The f:Entrepreneur campaign was launched in 2017 to highlight inspiring female entrepreneurs that lead small businesses alongside a roster of other roles, such as volunteering, mentoring and community support.
This year it received a record number of applications from women to be part of its annual #ialso100 campaign, which showcases amazing female entrepreneurs from all over the UK, such as Susan Bonner, who founded The British Craft House in 2019.
“I started my business out of a passion for crafting and wanting to have the freedom to be more in control of my own destiny,” said Bonner.
“I now have almost 500 sellers on my website since I started out in 2019 and the support they offer each other is inspiring and refreshing to see.

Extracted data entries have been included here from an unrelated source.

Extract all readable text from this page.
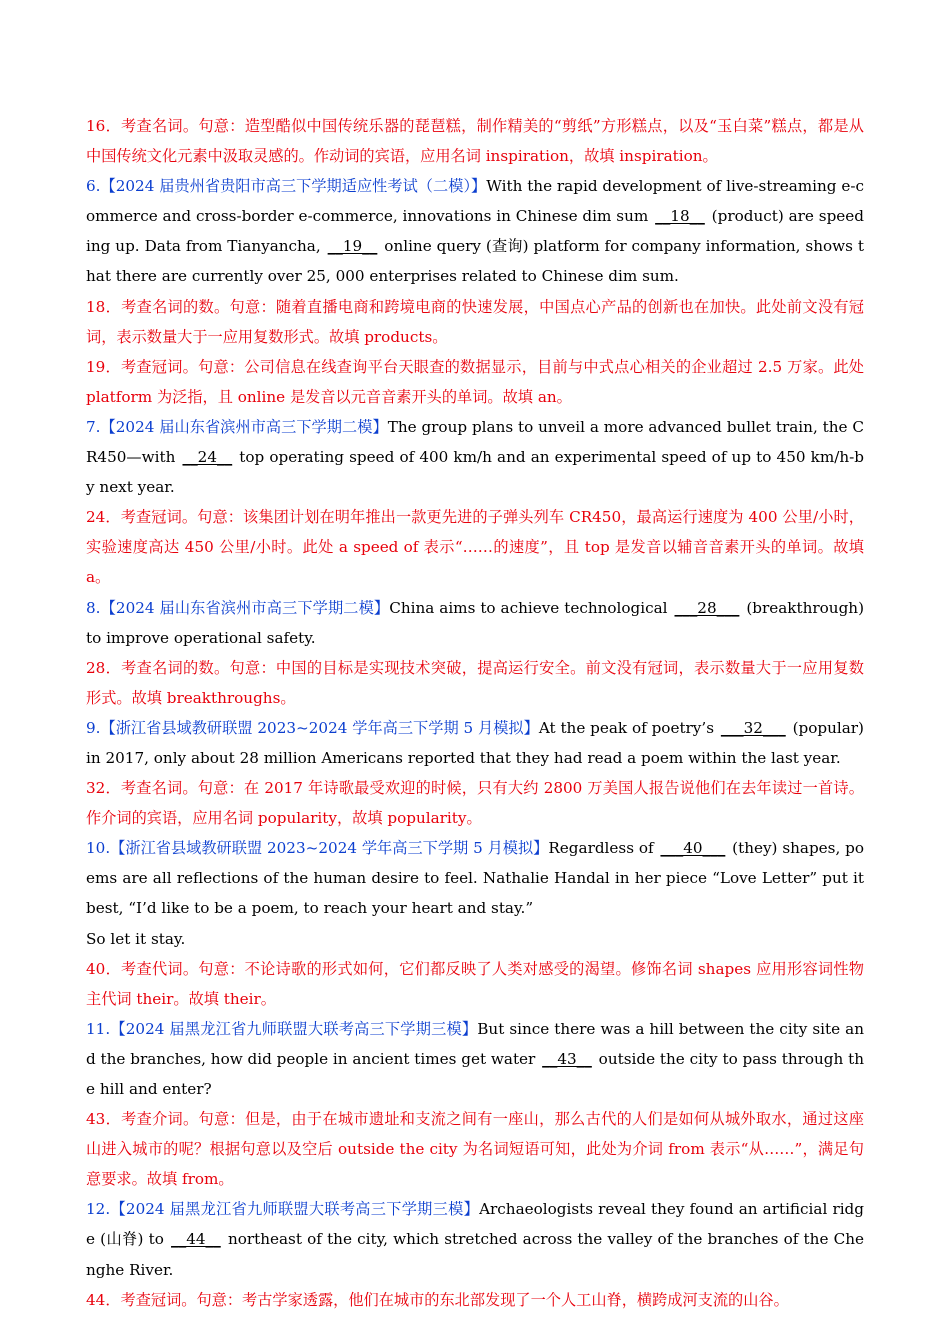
16．考查名词。句意：造型酷似中国传统乐器的琵琶糕，制作精美的“剪纸”方形糕点，以及“玉白菜”糕点，都是从中国传统文化元素中汲取灵感的。作动词的宾语，应用名词 inspiration，故填 inspiration。

6.【2024 届贵州省贵阳市高三下学期适应性考试（二模）】With the rapid development of live-streaming e-commerce and cross-border e-commerce, innovations in Chinese dim sum __18__ (product) are speeding up. Data from Tianyancha, __19__ online query (查询) platform for company information, shows that there are currently over 25, 000 enterprises related to Chinese dim sum.

18．考查名词的数。句意：随着直播电商和跨境电商的快速发展，中国点心产品的创新也在加快。此处前文没有冠词，表示数量大于一应用复数形式。故填 products。

19．考查冠词。句意：公司信息在线查询平台天眼查的数据显示，目前与中式点心相关的企业超过 2.5 万家。此处 platform 为泛指，且 online 是发音以元音音素开头的单词。故填 an。

7.【2024 届山东省滨州市高三下学期二模】The group plans to unveil a more advanced bullet train, the CR450—with __24__ top operating speed of 400 km/h and an experimental speed of up to 450 km/h-by next year.

24．考查冠词。句意：该集团计划在明年推出一款更先进的子弹头列车 CR450，最高运行速度为 400 公里/小时，实验速度高达 450 公里/小时。此处 a speed of 表示“……的速度”，且 top 是发音以辅音音素开头的单词。故填 a。

8.【2024 届山东省滨州市高三下学期二模】China aims to achieve technological ___28___ (breakthrough) to improve operational safety.

28．考查名词的数。句意：中国的目标是实现技术突破，提高运行安全。前文没有冠词，表示数量大于一应用复数形式。故填 breakthroughs。

9.【浙江省县域教研联盟 2023~2024 学年高三下学期 5 月模拟】At the peak of poetry’s ___32___ (popular) in 2017, only about 28 million Americans reported that they had read a poem within the last year.

32．考查名词。句意：在 2017 年诗歌最受欢迎的时候，只有大约 2800 万美国人报告说他们在去年读过一首诗。作介词的宾语，应用名词 popularity，故填 popularity。

10.【浙江省县域教研联盟 2023~2024 学年高三下学期 5 月模拟】Regardless of ___40___ (they) shapes, poems are all reflections of the human desire to feel. Nathalie Handal in her piece “Love Letter” put it best, “I’d like to be a poem, to reach your heart and stay.”

So let it stay.

40．考查代词。句意：不论诗歌的形式如何，它们都反映了人类对感受的渴望。修饰名词 shapes 应用形容词性物主代词 their。故填 their。

11.【2024 届黑龙江省九师联盟大联考高三下学期三模】But since there was a hill between the city site and the branches, how did people in ancient times get water __43__ outside the city to pass through the hill and enter?

43．考查介词。句意：但是，由于在城市遗址和支流之间有一座山，那么古代的人们是如何从城外取水，通过这座山进入城市的呢？根据句意以及空后 outside the city 为名词短语可知，此处为介词 from 表示“从……”，满足句意要求。故填 from。

12.【2024 届黑龙江省九师联盟大联考高三下学期三模】Archaeologists reveal they found an artificial ridge (山脊) to __44__ northeast of the city, which stretched across the valley of the branches of the Chenghe River.

44．考查冠词。句意：考古学家透露，他们在城市的东北部发现了一个人工山脊，横跨成河支流的山谷。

While the pandemic has been a tough time to be in business, I’ve learned so much about being resilient and by pivoting some areas have actually managed to grow a bit.
Bonner wants more women to take start a business, claiming there is a powerful network in place to advise and support these new ventures.
“Research tells us that role models are hugely powerful in empowering women to start and grow their own businesses, meaning it’s incredibly important that the stories of the inspirational women running brilliant businesses are told and shared,” said Tide’s Liza Haskell, which sponsors the f:Entrepreneur campaign.
“Tide is dedicated to championing small businesses and as part of this mission we have committed to supporting 100,000 women starting out in business by the end of 2023.”
Small Business minister Paul Scully added: “Supporting women entrepreneurs is essential as we build back fairer from the pandemic, levelling the playing field for people from all backgrounds in business and ensuring that Britain’s economy flourishes.”
“We have set the ambition of increasing the number of women entrepreneurs by half by 2030 and we are proudly backing the female business leaders of tomorrow.”